3. Lorsqu'il statue sur un recours dirigé contre une décision refusant ou ne faisant que partiellement droit à une demande de remise gracieuse d'un indu de RSA, il appartient au juge administratif, eu égard tant à la finalité de son intervention qu'à sa qualité de juge de plein contentieux de l'aide sociale, non de se prononcer sur les éventuels vices propres de la décision attaquée, mais d'examiner si une remise gracieuse totale ou partielle est justifiée et de se prononcer lui-même sur la demande en recherchant si, au regard des circonstances de fait dont il est justifié par l'une et l'autre parties à la date de sa propre décision, la situation de précarité du débiteur et sa bonne foi justifient que lui soit accordée une remise ou une réduction supplémentaire.

4. Ainsi que le fait valoir le département de la Haute-Garonne, Mme A a été informée par un courrier du 8 juillet 2022 que les pensions alimentaires perçues devaient être déclarées au titre des ressources pour la détermination de ses droits. Dans ces conditions, alors que l'intéressée ne pouvait ignorer l'obligation de déclarer les pensions perçues, versées par le père des enfants ou par l'ARIPA, les omissions déclaratives de l'intéressée relèvent de la fausse déclaration et font obstacle à toute remise de dette, en application des dispositions citées au point 2 du présent jugement. En tout état de cause, Mme A doit s'acquitter chaque mois de charges pour un montant total de 391,04 euros et perçoit 1 400,15 euros de ressources mensuelles. En conséquence, Mme A ne démontre pas que le solde de l'indu laissé à sa charge dépasse ses capacités contributives.
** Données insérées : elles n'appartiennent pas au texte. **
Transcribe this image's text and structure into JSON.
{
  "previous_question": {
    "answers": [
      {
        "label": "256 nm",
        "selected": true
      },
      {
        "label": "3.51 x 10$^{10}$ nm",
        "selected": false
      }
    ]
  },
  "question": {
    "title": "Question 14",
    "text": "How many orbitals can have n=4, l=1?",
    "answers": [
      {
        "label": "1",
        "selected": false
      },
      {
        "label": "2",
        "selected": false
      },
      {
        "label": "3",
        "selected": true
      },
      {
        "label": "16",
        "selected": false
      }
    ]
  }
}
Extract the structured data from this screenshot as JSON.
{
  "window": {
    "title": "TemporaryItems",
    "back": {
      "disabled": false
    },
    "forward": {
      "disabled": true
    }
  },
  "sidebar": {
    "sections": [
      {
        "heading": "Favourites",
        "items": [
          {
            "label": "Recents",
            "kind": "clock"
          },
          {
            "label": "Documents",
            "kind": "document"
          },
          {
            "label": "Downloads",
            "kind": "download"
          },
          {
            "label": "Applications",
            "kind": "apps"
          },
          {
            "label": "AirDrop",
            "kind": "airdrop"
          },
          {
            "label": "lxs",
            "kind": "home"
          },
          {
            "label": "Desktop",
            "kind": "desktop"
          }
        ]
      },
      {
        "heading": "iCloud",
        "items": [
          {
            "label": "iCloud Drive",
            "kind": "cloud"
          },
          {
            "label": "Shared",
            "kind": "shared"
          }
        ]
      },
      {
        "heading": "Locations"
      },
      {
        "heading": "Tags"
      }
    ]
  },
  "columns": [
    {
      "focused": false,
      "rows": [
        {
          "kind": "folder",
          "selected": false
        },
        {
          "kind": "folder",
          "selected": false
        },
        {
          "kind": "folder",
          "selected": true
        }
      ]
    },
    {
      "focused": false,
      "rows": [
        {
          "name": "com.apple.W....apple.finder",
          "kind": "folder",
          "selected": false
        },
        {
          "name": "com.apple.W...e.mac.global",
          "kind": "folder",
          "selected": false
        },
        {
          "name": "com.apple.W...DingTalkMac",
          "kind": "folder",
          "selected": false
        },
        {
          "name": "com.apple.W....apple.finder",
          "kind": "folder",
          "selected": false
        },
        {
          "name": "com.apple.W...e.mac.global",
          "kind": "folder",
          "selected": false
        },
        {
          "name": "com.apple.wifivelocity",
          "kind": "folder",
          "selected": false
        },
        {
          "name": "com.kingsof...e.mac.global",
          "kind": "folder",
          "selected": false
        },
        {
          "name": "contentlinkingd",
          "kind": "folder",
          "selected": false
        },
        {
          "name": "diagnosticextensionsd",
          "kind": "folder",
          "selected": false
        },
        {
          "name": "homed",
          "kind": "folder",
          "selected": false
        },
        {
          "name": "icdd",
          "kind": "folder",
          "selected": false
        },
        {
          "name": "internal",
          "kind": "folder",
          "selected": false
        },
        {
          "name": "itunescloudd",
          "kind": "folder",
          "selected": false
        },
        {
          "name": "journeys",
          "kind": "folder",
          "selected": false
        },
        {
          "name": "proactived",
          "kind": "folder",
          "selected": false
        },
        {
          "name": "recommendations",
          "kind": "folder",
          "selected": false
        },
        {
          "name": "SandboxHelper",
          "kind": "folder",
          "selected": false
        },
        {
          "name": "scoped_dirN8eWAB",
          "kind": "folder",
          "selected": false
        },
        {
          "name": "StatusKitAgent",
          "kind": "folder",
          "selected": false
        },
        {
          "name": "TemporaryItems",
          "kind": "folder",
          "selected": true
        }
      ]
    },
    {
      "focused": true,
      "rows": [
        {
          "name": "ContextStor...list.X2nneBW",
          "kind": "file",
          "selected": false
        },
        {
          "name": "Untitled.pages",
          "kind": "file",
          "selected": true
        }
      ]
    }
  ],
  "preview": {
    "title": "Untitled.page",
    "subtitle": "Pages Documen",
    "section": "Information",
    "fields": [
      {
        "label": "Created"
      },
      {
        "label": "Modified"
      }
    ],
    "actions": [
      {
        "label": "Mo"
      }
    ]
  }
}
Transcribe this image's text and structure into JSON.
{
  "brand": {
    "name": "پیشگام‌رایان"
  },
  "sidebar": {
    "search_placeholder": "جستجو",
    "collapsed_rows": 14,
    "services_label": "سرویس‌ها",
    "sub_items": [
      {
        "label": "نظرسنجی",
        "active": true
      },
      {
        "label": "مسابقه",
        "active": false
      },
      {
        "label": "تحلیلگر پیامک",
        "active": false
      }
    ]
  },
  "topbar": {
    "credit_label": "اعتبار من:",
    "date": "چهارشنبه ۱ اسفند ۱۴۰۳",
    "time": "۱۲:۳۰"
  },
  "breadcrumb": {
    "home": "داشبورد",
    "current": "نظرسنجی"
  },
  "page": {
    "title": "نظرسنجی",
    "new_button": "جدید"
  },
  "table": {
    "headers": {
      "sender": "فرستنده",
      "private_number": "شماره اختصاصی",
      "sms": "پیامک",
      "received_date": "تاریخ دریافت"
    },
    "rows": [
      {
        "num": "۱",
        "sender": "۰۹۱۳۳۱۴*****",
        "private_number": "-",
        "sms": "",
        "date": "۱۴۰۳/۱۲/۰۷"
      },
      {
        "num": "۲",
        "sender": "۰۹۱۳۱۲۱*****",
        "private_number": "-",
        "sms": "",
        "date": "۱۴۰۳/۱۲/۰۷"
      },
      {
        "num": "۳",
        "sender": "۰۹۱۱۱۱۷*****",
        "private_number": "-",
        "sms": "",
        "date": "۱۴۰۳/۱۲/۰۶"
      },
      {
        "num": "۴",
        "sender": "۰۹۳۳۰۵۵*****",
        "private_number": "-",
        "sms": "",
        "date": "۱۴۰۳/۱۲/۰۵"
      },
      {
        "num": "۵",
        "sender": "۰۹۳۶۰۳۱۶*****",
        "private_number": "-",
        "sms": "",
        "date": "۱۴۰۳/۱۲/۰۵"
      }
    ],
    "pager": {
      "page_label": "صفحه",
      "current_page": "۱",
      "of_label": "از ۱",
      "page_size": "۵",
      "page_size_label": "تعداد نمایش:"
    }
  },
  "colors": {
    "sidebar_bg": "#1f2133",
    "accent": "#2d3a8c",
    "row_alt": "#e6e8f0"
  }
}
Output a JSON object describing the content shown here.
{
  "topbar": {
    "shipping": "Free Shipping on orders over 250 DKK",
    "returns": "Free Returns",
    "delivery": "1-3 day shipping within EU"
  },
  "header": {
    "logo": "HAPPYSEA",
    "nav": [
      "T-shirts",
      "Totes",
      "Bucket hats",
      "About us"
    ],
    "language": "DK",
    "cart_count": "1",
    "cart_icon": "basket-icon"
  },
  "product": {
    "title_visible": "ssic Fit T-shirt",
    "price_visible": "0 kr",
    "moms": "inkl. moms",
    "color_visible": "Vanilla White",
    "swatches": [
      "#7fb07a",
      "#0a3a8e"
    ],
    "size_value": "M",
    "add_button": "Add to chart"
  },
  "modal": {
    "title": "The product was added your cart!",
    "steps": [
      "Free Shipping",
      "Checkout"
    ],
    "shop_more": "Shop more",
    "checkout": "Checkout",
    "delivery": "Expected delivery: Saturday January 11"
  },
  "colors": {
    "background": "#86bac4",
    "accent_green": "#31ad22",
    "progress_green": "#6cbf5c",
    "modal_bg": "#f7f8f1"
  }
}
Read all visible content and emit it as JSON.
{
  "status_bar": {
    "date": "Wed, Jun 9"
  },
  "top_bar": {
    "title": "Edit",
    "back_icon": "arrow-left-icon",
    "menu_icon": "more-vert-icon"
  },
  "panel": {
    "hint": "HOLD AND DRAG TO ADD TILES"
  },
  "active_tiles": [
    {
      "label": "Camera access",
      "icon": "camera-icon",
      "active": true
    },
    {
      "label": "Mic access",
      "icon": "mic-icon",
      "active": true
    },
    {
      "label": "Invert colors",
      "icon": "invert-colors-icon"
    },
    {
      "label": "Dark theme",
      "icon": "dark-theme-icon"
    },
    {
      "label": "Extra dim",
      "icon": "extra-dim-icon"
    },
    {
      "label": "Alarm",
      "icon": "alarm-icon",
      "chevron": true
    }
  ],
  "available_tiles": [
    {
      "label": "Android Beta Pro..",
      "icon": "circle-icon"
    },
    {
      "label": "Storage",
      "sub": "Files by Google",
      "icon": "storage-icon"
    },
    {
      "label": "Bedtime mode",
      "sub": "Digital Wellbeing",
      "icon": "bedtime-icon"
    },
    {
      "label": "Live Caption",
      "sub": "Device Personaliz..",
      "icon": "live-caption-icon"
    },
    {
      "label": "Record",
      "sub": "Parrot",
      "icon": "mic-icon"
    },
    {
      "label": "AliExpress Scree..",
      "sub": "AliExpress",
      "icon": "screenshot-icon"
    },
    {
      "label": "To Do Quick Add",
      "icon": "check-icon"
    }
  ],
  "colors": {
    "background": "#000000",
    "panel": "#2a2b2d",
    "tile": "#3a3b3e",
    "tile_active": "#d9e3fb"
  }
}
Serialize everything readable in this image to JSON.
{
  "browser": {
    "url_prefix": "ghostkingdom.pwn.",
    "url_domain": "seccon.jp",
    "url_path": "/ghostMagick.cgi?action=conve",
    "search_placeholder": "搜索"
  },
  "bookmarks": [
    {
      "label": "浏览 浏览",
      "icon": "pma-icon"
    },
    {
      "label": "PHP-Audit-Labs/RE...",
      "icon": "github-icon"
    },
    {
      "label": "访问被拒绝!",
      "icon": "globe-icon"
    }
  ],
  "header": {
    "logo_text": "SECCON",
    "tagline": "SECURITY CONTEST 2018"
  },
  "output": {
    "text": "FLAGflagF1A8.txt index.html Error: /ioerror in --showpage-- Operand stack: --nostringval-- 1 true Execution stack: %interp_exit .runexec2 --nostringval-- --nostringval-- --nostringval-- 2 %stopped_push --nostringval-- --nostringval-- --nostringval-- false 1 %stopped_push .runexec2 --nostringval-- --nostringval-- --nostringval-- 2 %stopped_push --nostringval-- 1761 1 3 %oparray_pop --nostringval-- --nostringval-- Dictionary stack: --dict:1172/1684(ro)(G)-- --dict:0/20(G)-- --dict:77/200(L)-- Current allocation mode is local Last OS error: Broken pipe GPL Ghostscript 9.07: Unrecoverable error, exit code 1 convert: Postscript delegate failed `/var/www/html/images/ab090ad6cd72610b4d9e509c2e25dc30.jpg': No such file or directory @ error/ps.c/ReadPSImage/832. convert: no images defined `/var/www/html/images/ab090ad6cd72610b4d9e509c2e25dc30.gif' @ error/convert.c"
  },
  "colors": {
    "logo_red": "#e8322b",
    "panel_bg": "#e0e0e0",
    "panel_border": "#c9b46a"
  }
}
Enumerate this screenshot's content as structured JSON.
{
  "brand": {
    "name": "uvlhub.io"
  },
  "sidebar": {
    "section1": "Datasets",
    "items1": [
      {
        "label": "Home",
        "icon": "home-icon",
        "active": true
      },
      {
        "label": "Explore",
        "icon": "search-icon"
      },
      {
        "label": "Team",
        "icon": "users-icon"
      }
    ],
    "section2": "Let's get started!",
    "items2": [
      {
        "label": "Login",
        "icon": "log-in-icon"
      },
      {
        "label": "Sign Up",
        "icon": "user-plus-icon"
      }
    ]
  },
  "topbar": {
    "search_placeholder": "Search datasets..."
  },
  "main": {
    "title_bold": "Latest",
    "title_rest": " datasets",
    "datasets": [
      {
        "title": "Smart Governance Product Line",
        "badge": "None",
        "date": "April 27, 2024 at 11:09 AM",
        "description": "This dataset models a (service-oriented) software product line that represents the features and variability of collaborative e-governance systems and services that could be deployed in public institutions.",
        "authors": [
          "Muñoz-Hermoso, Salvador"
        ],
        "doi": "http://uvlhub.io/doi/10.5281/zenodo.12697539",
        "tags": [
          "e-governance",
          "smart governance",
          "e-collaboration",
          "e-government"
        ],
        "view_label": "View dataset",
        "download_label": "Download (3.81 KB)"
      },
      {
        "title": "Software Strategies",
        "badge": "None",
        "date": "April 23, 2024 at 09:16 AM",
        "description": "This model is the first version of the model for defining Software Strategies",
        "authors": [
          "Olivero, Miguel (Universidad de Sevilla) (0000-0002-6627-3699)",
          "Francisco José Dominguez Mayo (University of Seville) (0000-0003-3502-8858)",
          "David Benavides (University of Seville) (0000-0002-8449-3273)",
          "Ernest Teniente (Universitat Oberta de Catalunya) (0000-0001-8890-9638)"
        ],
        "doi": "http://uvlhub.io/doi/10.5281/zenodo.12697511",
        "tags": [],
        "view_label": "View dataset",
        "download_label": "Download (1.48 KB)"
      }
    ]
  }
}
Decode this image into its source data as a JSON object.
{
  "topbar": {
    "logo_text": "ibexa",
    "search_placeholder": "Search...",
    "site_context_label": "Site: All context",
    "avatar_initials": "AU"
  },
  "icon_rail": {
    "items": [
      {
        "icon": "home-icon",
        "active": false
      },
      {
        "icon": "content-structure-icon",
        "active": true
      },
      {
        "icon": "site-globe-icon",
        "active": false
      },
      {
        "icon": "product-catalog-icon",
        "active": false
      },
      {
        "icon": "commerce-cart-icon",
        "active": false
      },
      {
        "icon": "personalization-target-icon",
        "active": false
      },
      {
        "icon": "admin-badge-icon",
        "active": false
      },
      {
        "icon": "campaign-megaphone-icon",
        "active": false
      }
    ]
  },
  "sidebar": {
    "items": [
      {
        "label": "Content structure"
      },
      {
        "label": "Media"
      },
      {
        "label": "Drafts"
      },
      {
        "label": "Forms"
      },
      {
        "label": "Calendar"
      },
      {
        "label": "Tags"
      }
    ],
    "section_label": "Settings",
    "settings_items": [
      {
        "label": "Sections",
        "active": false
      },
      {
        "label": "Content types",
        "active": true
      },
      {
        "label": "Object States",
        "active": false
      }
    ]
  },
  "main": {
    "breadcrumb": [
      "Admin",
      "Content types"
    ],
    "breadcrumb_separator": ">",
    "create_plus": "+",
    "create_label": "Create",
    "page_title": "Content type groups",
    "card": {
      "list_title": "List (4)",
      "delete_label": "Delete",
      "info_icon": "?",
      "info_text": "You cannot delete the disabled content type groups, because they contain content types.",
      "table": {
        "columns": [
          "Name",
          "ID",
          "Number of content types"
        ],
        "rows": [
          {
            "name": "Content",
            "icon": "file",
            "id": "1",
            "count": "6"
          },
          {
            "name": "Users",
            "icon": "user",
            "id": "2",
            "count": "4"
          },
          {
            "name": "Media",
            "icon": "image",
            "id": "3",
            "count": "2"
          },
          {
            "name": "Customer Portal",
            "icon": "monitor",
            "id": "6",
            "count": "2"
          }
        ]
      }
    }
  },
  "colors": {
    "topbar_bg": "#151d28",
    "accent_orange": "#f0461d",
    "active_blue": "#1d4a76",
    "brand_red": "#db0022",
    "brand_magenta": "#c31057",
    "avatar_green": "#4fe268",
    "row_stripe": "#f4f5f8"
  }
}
Il lui est possible de solliciter un échéancier adapté à sa situation financière.

5. Il résulte de ce qui précède que la requête de Mme A doit être rejetée.

D E C I D E :

Article 1er : La requête de Mme A est rejetée.

Article 2 : La présente décision sera notifiée à Mme B A et au département de la Haute-Garonne.

Rendue publique par mise à disposition au greffe le 5 juillet 2024.

Le magistrat désigné,

Alain D La greffière,

Sandrine Furbeyre La République mande et ordonne au préfet de la Haute-Garonne en ce qui le concerne ou à tous commissaires de justice à ce requis en ce qui concerne les voies de droit commun contre les parties privées, de pourvoir à l'exécution de la présente décision.